04 September 2008

Ireland: Counties Sligo and Donegal


This picture is totally out of place, but I wanted to start out with a good one. So on this day, we drove from Galway city to Derry in N. Ireland, but we decided to take a little bit of a roundabout route (see map in previous post) to explore a bit of County Donegal, which is famous for its beauty. At this point though, we were well aware that practically the whole island is famous for its beauty, but we just didn't want to miss out on this, especially since Donegal is the birthplace of my now infamous patchwork cap.


This was actually taken in county Sligo. We pulled off to see a waterfall shortly after the town of Drumcliffe. The body of water is Glencar Lough, which sits beautifully between the tree-lined slopes of the Dartry Mountains. It was a beautiful setting. The waterfall was nice too!


We zipped pretty quickly through County Sligo and up into Donegal. When we got into Donegal town, we were expecting to stop for lunch, but were met by some heavily armed military personnel (and I do mean heavily armed...these guys had fully automatic assault rifles) in the town-square, which seemed lovely. We were quite intimidated and figured there must be something special or dangerous going on and just passed through. It seemed like a nice town though! Anyway, we ended up stopping at this beach slightly west of town to picnic.
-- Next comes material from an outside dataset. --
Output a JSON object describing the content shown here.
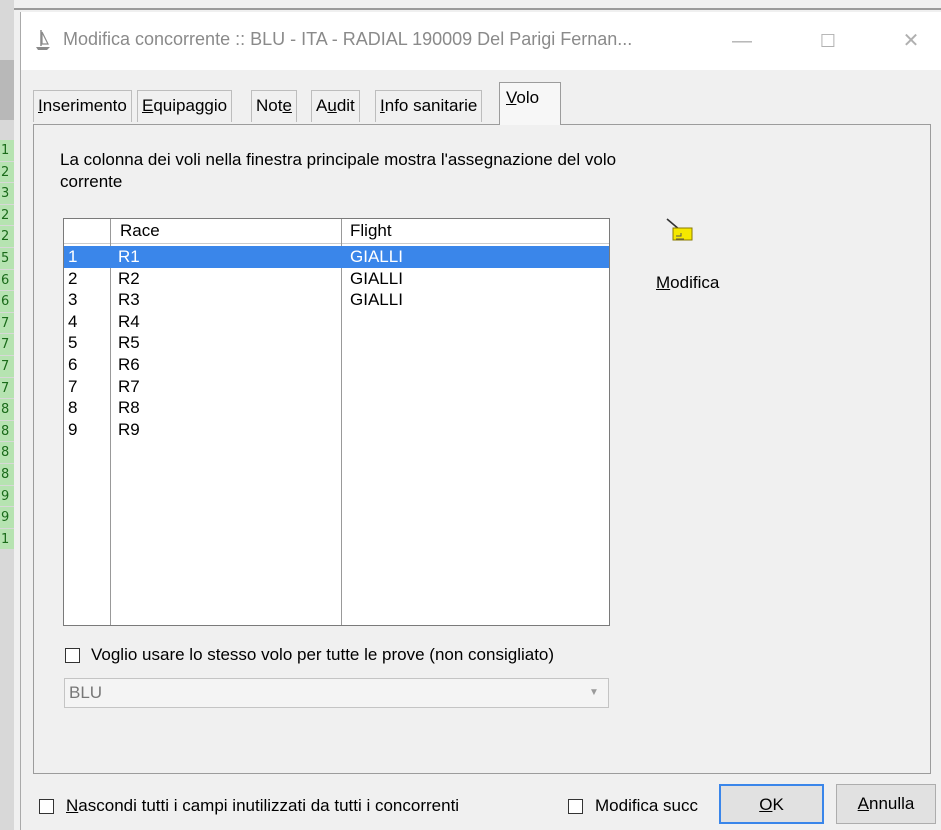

Looking west along the Donegal coastline.


After our disappointing day at the Cliffs of Moher and our unfortunate bit of luck with the cliffs in County Kerry, we really wanted to see some of Ireland's famous west-coast cliffs in full sun. Donegal happens to have reputedly the highest cliffs in Europe! It just turns out they were hard to find...we knew where they were, but couldn't find the road (turnoff really) to get to them! Anyway, these cliffs lie on the southernmost peninsula in the county, almost at the very tip. We ended up driving around their backside, which were still scenic, but not what we wanted, through a very country-side setting with a lot, and I mean a lot, of peat extraction by the locals. We drove out to the very tip, to a small community called Malinbeg, and found this little gem. This beach was boxed in on three sides by these cliffs...and though the pictures do little justice, this beach is one of the most beautiful I've seen thanks to this setting.


A steep staircase takes visitors down to the sand. It's a huge strip and walking around you are surrounded on three sides by steep, emerald green cliffsides with the odd crags sticking out here and there, and on the remaining side by the beautifully blue (when fully sunlit) North Atlantic Ocean. There is even a waterfall! Truly amazing setting.


And don't forget the sheep...they were all over the cliff-tops too.


Anyway, we finally found the turnout (on the other side of the cliffs from where we started), and here they are. The Bunglass Cliffs shoot up over 600 meters from the ocean below...3 times the height of the Cliffs of Moher. From up there, the ocean below seems unbelievably distant and leaves one with the false sense that you are too high and too far separated from the waves below for anything to go wrong...weird feeling. Anyway, once again, these pictures don't do justice to the real setting...but they will have to do until you see them yourselves.


A "road" brings you quite a ways up the cliffs. It was pretty sketchy at times since they apparently don't believe in guardrails...or two lanes...or warning signs.


Visitors can hike all the way around to the top of the cliffs....actually they can go all the way around to Malinbeg if they really want (we saw a couple returning from such a hike while we were lounging on the beach). Missy and I hiked part of the way up, but were forced to turn back due to time. At least we finally got to see some cliffs in pleasant weather though!